If I understand it correctly, we need to implement a new function in

> RegionStoreManager that retrieves the raw binding for an SVal.
> This function must also be declared in StoreManager class as a pure
> virtual function. This function must be able to retrieve default bindings
> as well. Should it try to retrieve a direct binding first? And how to call
> that function? getRawBinding()? Or maybe getBindingForOpaqVal()?

Hmm. As long as the contents of the structure remain unchanged, LazyCompoundVal retains its original region (it is simply copied around as an value). Have a look at this quick debug.ExprInspection -based test:

   struct S {
     int z;
   };

   S conjure_S();

   void test_6() {
     S s1 = conjure_S();
     S s2 = s1;
     // lazily frozen compound value of temporary object constructed at statement 'conjure_S()'
     clang_analyzer_explain(s2);
     s2.z = 3;
     // lazily frozen compound value of local variable 's2'
     clang_analyzer_explain(s2);
   }

Maybe it'd be a good idea to try to identify iterators by that region. You'd probably need to able to evalCall() their methods (and probably a few other functions) in order to avoid corrupting their contents through invalidation. On methods like operator++, which are bound to invalidate contents, you can still transfer your id to the new region.

Hello,

Contents of an iterator (a class or structure) do change. However, we are not interested in the internal changes, for us an iterator is a black box. We track some of their operations and record their state (which is checker dependent) in the execution state. This is almost exactly the same as SimpleStreamChecker does with streams, the only difference is that streams are pointers and iterators are structures. I am sure that iterator checkers are not the only ones that require an API for tracking structures/classes as black boxes. There could be some other STL, Boost or project specific library checkers as well.

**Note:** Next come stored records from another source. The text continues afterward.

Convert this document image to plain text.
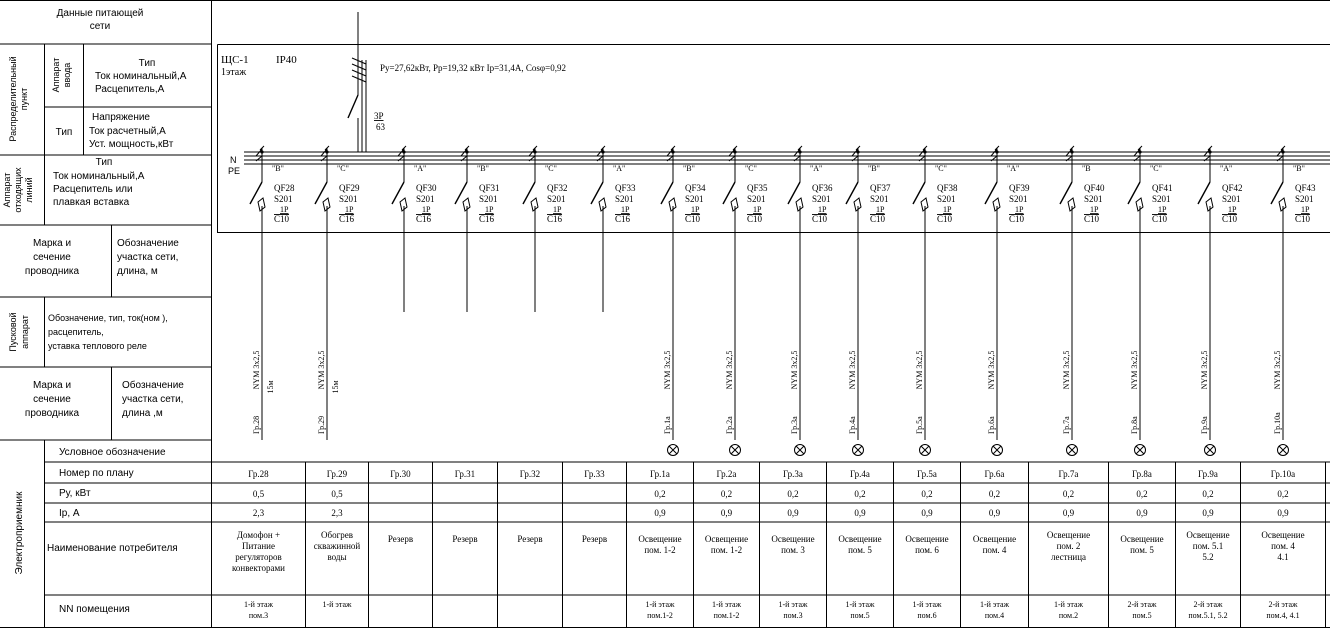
Данные питающей
сети
Распределительный пункт
Аппарат ввода	Тип
Ток номинальный,А
Расцепитель,А
Тип
Напряжение
Ток расчетный,А
Уст. мощность,кВт
Аппарат отходящих линий
Тип
Ток номинальный,А
Расцепитель или
плавкая вставка
Марка и
сечение
проводника
Обозначение
участка сети,
длина, м
Пусковой аппарат Обозначение, тип, ток(ном ),
расцепитель,
уставка теплового реле
Марка и
сечение
проводника
Обозначение
участка сети,
длина ,м
Электроприемник
Условное обозначение
Номер по плану
Ру, кВт
Iр, А
Наименование потребителя
NN помещения
ЩС-1
1этаж
IP40
Ру=27,62кВт, Рр=19,32 кВт Iр=31,4А, Cosφ=0,92
3Р
63
N
PE	"B"
QF28
S201
1P
C10
NYM 3х2,5 15м
Гр.28
"C"
QF29
S201
1P
C16
NYM 3х2,5 15м
Гр.29
"A"
QF30
S201
1P
C16
"B"
QF31
S201
1P
C16
"C"
QF32
S201
1P
C16
"A"
QF33
S201
1P
C16
"B"
QF34
S201
1P
C10
NYM 3х2,5
Гр.1а
"C"
QF35
S201
1P
C10
NYM 3х2,5
Гр.2а
"A"
QF36
S201
1P
C10
NYM 3х2,5
Гр.3а
"B"
QF37
S201
1P
C10
NYM 3х2,5
Гр.4а
"C"
QF38
S201
1P
C10
NYM 3х2,5
Гр.5а
"A"
QF39
S201
1P
C10
NYM 3х2,5
Гр.6а
"B
QF40
S201
1P
C10
NYM 3х2,5
Гр.7а
"C"
QF41
S201
1P
C10
NYM 3х2,5
Гр.8а
"A"
QF42
S201
1P
C10
NYM 3х2,5
Гр.9а
"B"
QF43
S201
1P
C10
NYM 3х2,5
Гр.10а
Гр.28
0,5
2,3
Домофон +
Питание
регуляторов
конвекторами
1-й этаж
пом.3
Гр.29
0,5
2,3
Обогрев
скважинной
воды
1-й этаж
Гр.30
Резерв
Гр.31
Резерв
Гр.32
Резерв
Гр.33
Резерв
Гр.1а
0,2
0,9
Освещение
пом. 1-2
1-й этаж
пом.1-2
Гр.2а
0,2
0,9
Освещение
пом. 1-2
1-й этаж
пом.1-2
Гр.3а
0,2
0,9
Освещение
пом. 3
1-й этаж
пом.3
Гр.4а
0,2
0,9
Освещение
пом. 5
1-й этаж
пом.5
Гр.5а
0,2
0,9
Освещение
пом. 6
1-й этаж
пом.6
Гр.6а
0,2
0,9
Освещение
пом. 4
1-й этаж
пом.4
Гр.7а
0,2
0,9
Освещение
пом. 2
лестница
1-й этаж
пом.2
Гр.8а
0,2
0,9
Освещение
пом. 5
2-й этаж
пом.5
Гр.9а
0,2
0,9
Освещение
пом. 5.1
5.2
2-й этаж
пом.5.1, 5.2
Гр.10а
0,2
0,9
Освещение
пом. 4
4.1
2-й этаж
пом.4, 4.1
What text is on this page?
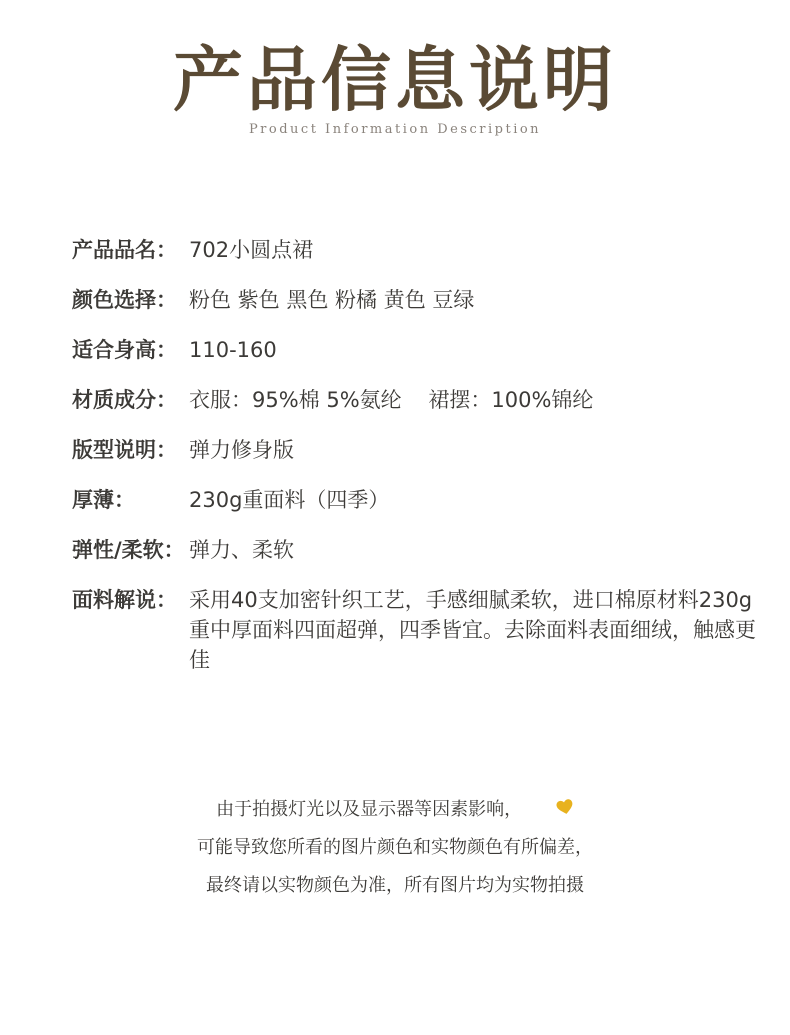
产品信息说明
Product Information Description
产品品名： 702小圆点裙
颜色选择： 粉色 紫色 黑色 粉橘 黄色 豆绿
适合身高： 110-160
材质成分： 衣服：95%棉 5%氨纶    裙摆：100%锦纶
版型说明： 弹力修身版
厚薄：	230g重面料（四季）
弹性/柔软： 弹力、柔软
面料解说： 采用40支加密针织工艺，手感细腻柔软，进口棉原材料230g重中厚面料四面超弹，四季皆宜。去除面料表面细绒，触感更佳
由于拍摄灯光以及显示器等因素影响，
可能导致您所看的图片颜色和实物颜色有所偏差，
最终请以实物颜色为准，所有图片均为实物拍摄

evalCall() is not an option since it forces all iterator checking into one single checker which is inconvenient. Furthermore, instead of unreliable hacks with regions we need a proper solution. I wonder what the core guys would say about such a new function what I proposed.

Regards,

Ádám

I agree with pretty much all of your points.

I think a proper solution would also include cases when the object was not conjured by a function. Eg., how do we identify `c' in the following code?:

   class C {...};
   void foo() {
     C c;
   }

In this case `c' doesn't have a default-bound symbol. The region approach works though; but it has other problems.

I wish we had a way to assign identifier-like symbols to object instances (perhaps in an on-demand manner), and probably construct symbolic-ID expressions for identifiers of objects produced from other objects (eg. SymbolID, SymbolCopiedID<SymbolID>, etc.).

I'm still not instantly sure how to implement that, despite thinking about it quite a bit. I'd also ask more clever guys to share ideas (:

P.S. Imho, evalCall problem is actually about sharing checker state. There's no problem with having evalCall() staying in only one checker if we share its results with other checkers.